Sabrina cierra su libro de golpe y se levanta para seguirme.

—¿Has pensado en cómo volver a Leo a la normalidad? —pregunta con una expresión pintada en su rostro que no puedo interpretar. Intercambio unos libros por otros, metiéndolos a presión en la taquilla.

—No —baja las cejas con aprensión—. Todo debe ir a su ritmo.

—Lo que te pasa es que tienes miedo de que te rechace. Te da puto miedo que no quiera saber nada más de ti.

Mi corazón se contrae momentáneamente.

—No —cierro con demasiada fuerza la taquilla y casi rompo la puertezuela de aluminio barato. Sabrina se pone el pelo detrás de las orejas, me mira como si estuviera a punto de pegarme un puñetazo—. Antes de que digas nada, dejemos el tema.

Me detiene poniendo las manos sobre mis antebrazos. No me gusta el contacto físico pero la tolero de momento. La hora del almuerzo va a terminar y nuestros compañeros de clase se arremolinan a nuestro alrededor, ruidosos y exaltados.

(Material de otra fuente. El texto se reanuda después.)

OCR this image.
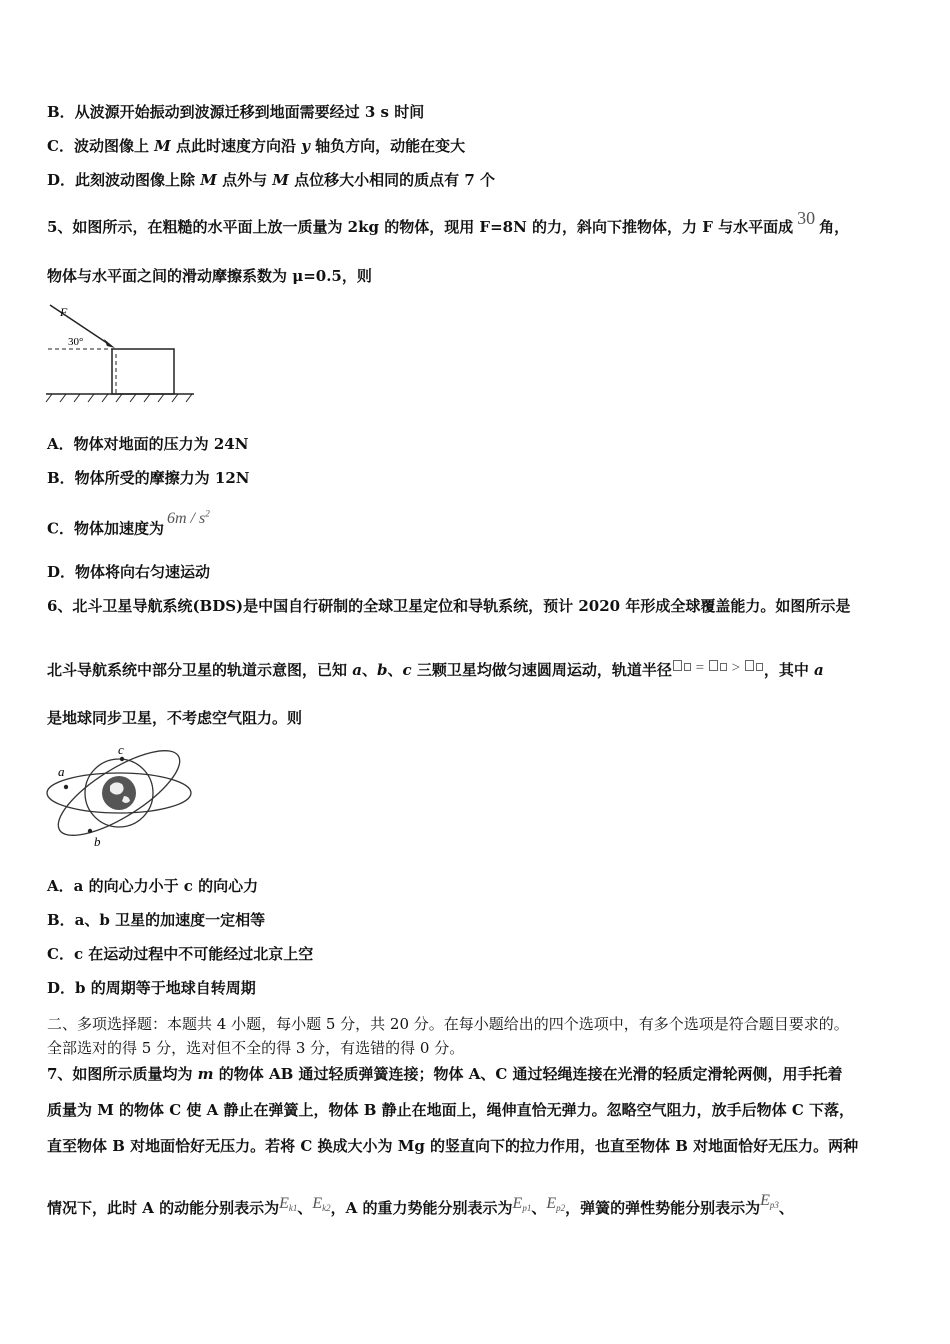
B．从波源开始振动到波源迁移到地面需要经过 3 s 时间
C．波动图像上 M 点此时速度方向沿 y 轴负方向，动能在变大
D．此刻波动图像上除 M 点外与 M 点位移大小相同的质点有 7 个
5、如图所示，在粗糙的水平面上放一质量为 2kg 的物体，现用 F=8N 的力，斜向下推物体，力 F 与水平面成 30 角，
物体与水平面之间的滑动摩擦系数为 μ=0.5，则
F
30°
A．物体对地面的压力为 24N
B．物体所受的摩擦力为 12N
C．物体加速度为$6m / s^2$
D．物体将向右匀速运动
6、北斗卫星导航系统(BDS)是中国自行研制的全球卫星定位和导轨系统，预计 2020 年形成全球覆盖能力。如图所示是
北斗导航系统中部分卫星的轨道示意图，已知 a、b、c 三颗卫星均做匀速圆周运动，轨道半径 = > ，其中 a
是地球同步卫星，不考虑空气阻力。则
a
c
b
A．a 的向心力小于 c 的向心力
B．a、b 卫星的加速度一定相等
C．c 在运动过程中不可能经过北京上空
D．b 的周期等于地球自转周期
二、多项选择题：本题共 4 小题，每小题 5 分，共 20 分。在每小题给出的四个选项中，有多个选项是符合题目要求的。
全部选对的得 5 分，选对但不全的得 3 分，有选错的得 0 分。
7、如图所示质量均为 m 的物体 AB 通过轻质弹簧连接；物体 A、C 通过轻绳连接在光滑的轻质定滑轮两侧，用手托着
质量为 M 的物体 C 使 A 静止在弹簧上，物体 B 静止在地面上，绳伸直恰无弹力。忽略空气阻力，放手后物体 C 下落，
直至物体 B 对地面恰好无压力。若将 C 换成大小为 Mg 的竖直向下的拉力作用，也直至物体 B 对地面恰好无压力。两种
情况下，此时 A 的动能分别表示为$E_{k1}$、$E_{k2}$，A 的重力势能分别表示为$E_{p1}$、$E_{p2}$，弹簧的弹性势能分别表示为$E_{p3}$、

—Alain, estoy intentando entenderte y no enfadarme —habla con sinceridad, su voz temblando ligeramente—. Puedes considerarme tu amiga si quieres, pero haz el favor de dejar de mentir.

Sacudo su agarre dejándola sola en medio de la muchedumbre.

A la salida veo que Sebastian me espera apoyado en mi furgoneta. Lo esquivo sin mediar palabra y me coloco en el asiento del conductor. Antes de que pueda poner el seguro se cuela cerrando la puerta con suavidad.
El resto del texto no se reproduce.